De tweede rede die ze opgeeft voor het feit dat ze een kleine hoeveelheid appelmoes eet is dat ze vindt dat de appelmoes koud is. ‘Hij komt uit de koeling’, zegt ze. De houdbare appelmoes ook hierbeneden in de keuken van het restaurant in de koeling? Ja. Het klopt. Wegens plaatsgebrek worden de dozen appelmoes in de koeling opgeslagen wordt mij uitgelegd.  

Mevrouw die links zit neemt haar ongeopende appelmoes naar boven. 

“Voor vanavond”, zegt ze. 

Hopelijk herinnert ze zich dan nog van de aanwezigheid van de appelmoes. 

@hamesjek

Bingo

Het is donderdagmiddag. Hemelvaartsdag.  

Ik sta bij de receptie om de vrijwilligers te ontvangen. Door de ramen zie ik twee jonge vrouwen op een fiets komen aanrijden. Ze kijken bij het afstappen naar de gevel van ons gebouw en lijken wat te checken op hun telefoon. Ze lopen naar de entree. ‘We komen voor Amiad’, Het blijken inderdaad twee van de elf studentes te zijn die ons deze middag gaan helpen. Deze studentes zijn lid van een dispuut en willen wat terug doen voor de stad. Via een overkoepelende vereniging van vrijwilligerswerk Present zijn ze bij ons gekomen. 

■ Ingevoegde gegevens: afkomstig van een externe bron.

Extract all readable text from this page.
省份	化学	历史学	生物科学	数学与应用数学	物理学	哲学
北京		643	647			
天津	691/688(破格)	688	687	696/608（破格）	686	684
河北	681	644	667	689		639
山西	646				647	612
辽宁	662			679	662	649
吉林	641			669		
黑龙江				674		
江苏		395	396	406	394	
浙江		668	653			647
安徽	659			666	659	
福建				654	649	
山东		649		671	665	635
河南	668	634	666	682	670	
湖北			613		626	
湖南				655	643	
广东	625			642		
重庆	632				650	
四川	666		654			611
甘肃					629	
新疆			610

Nadat alle dames binnen zijn gekomen vertel ik over het gebouw, de bewoners en de Joodse identiteit. Er is ook nog tijd om de synagoge te laten zien. De bezoekers komen niet vaak in huizen zoals Beth Shalom. 

De eetzaal is inmiddels door mijn collega’s omgetoverd tot een bingozaal. Tafels en stoelen staan gerangschikt met een grote tafel aan de rechterkant bij de binnenkomst. Daar liggen op een wit laken allemaal cadeaus uitgestald. Bodylotions, shampoo, koekjes, chocolade en snoep. De zaal stroomt vol met bewoners, die onder begeleiding van de collega ś en een enkele vrijwilliger naar beneden komen. De vrijwilligers worden gekoppeld aan een of twee bewoners. Voor elk drietal of viertal ligt een bingopakket klaar. Een bingopakket bestaat uit een blad met alle bingonummers, een pen zodat de getallen kunnen worden afgestreept en een speciale bingokaart. Een grote dikke plastic kaart waar de cijfers met een doorzichtig rood klepje kunnen worden afgedekt. 

Als de klok aan de wand vijf minuten over half drie aangeeft en de deelnemers allemaal een plek met een vrijwilliger hebben gevonden vult de eetzaal zich met het geluid van rollende bingoballen. We zijn begonnen. Onze stagiaire maatschappelijke zorg heeft de verantwoordelijkheid over het draaien van het rad met de balletjes. Ik krijg de bal die uit de molen is gerold aangereikt. ’42’, zeg ik door de microfoon. Ik moet het corrigeren omdat het ook belangrijk is om de letter waaronder het nummer verschijnt te benoemen. Zo heeft iedereen een aanknopingspunt. 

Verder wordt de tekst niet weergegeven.